First they came for the peasants and I didn’t say anything… And we know how that ends.
This is probably not the way to save the world and save our own skins and those of our children – for those of us who have selfishly chosen to contribute to Gaia’s overpopulation by having children.
The model we seem to have set up now is that every once in a while we’ll pick a sector and play it off against the environmentalists, and everyone sit back and enjoy the emissions.
Which was probably just as well when things didn’t really matter or when things were a matter of opinion. But now there seems to be general agreement on this particular issue that we need to sort it out, like yesterday.
The problem is, as environmental scientist Cara Augustenborg put it after we cobbled together a trade-off on agriculture: “The atmosphere doesn’t take compromises.” The atmosphere in Ireland doesn’t take compromises either.
Last week’s compromise on agriculture made no one happy.
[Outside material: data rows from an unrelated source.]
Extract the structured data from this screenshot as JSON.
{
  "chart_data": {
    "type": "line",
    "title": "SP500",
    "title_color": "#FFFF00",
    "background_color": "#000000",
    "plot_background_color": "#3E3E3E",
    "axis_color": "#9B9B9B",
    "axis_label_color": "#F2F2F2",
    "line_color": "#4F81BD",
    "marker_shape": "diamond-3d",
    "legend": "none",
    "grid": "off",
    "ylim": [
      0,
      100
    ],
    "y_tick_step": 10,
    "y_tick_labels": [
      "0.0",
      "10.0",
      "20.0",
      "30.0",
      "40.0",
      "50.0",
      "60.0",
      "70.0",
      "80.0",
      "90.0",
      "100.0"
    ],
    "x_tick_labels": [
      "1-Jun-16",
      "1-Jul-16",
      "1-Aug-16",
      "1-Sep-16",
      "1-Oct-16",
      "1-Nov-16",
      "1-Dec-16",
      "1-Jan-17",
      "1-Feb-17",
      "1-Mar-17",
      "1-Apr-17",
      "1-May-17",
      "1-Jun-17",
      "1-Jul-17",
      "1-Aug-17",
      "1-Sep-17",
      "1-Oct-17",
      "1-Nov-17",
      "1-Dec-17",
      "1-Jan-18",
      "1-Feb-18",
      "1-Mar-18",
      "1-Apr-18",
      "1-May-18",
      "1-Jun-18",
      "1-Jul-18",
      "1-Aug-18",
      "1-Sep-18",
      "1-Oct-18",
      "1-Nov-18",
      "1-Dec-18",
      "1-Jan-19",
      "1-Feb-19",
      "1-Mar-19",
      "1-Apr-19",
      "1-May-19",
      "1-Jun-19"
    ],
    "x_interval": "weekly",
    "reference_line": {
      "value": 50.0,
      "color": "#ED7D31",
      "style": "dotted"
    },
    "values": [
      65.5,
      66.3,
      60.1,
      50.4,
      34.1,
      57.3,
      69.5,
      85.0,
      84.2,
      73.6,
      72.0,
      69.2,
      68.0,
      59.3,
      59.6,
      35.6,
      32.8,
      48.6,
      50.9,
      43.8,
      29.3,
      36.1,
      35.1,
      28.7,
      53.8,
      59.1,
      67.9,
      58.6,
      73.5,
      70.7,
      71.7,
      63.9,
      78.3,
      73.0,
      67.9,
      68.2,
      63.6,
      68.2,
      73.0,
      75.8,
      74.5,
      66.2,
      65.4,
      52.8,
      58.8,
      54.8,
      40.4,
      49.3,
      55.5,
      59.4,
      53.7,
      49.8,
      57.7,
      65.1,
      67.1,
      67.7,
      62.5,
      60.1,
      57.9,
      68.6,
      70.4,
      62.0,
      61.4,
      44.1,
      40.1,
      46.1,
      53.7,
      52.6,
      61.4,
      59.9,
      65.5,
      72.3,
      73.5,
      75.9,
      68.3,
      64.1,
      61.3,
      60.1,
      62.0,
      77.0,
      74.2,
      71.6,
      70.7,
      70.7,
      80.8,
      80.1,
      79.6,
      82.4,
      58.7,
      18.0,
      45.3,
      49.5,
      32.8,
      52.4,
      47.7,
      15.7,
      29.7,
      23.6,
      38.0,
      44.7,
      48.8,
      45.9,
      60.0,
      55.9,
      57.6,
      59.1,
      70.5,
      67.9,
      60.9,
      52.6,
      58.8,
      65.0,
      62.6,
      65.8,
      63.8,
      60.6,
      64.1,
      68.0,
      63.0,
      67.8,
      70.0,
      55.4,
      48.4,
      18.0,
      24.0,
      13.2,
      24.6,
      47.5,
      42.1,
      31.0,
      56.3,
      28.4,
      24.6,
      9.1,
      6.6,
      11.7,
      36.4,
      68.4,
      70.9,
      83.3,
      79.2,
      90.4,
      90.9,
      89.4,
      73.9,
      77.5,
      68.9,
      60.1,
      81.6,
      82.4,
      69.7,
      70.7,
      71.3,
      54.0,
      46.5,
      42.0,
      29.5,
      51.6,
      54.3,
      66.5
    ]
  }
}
Depending on where you stood, it was either an existential assault on farming families or a surrender to the good ol’ backbench boys of rural Ireland.
But the problem is that compromise is all we have. Politics, the art of the possible, cannot offer more. And when compromise is not enough, then as a species we have destroyed ourselves.
But at least we’ll have been doing what we enjoy and arguing passionately about why other people are wrong.
Of course, the situation is complicated by the fact that while we can argue among ourselves until the cows come home, in that case we practically just fall into a very large slurry tank.
It’s hard to make sacrifices to be the best boy and girl in class when we know there’s not much we can do to change the big picture.
Because there are much bigger players here who don’t seem to share our scrupulous perspective, and unfortunately we all share an atmosphere.
That doesn’t make it any easier either, as a reformed tech manager puts it in the documentary The social dilemma, Facebook has created 2.7 billion Truman Shows, each with their own unique version of reality. Billions of realities, but still only one atmosphere.
Some environmentalists have been quick to criticize the farmers in recent weeks. And it was the business lobby that pointed out that agriculture accounts for only 1 percent of our national income.
Perhaps we had better sympathize with the peasants, knowing that our time will come too. All of us will have to change our lives enormously and very quickly.
And change is always painful. In truth, it probably won’t affect most of us as much as farmers. But maybe we should be a little more tolerant of their grief that we had to let go of how things were, because our time to mourn follows quickly behind.
And let’s hope we’re all just grieving at having to change the way we live and work. Because the alternative is a world of sadness.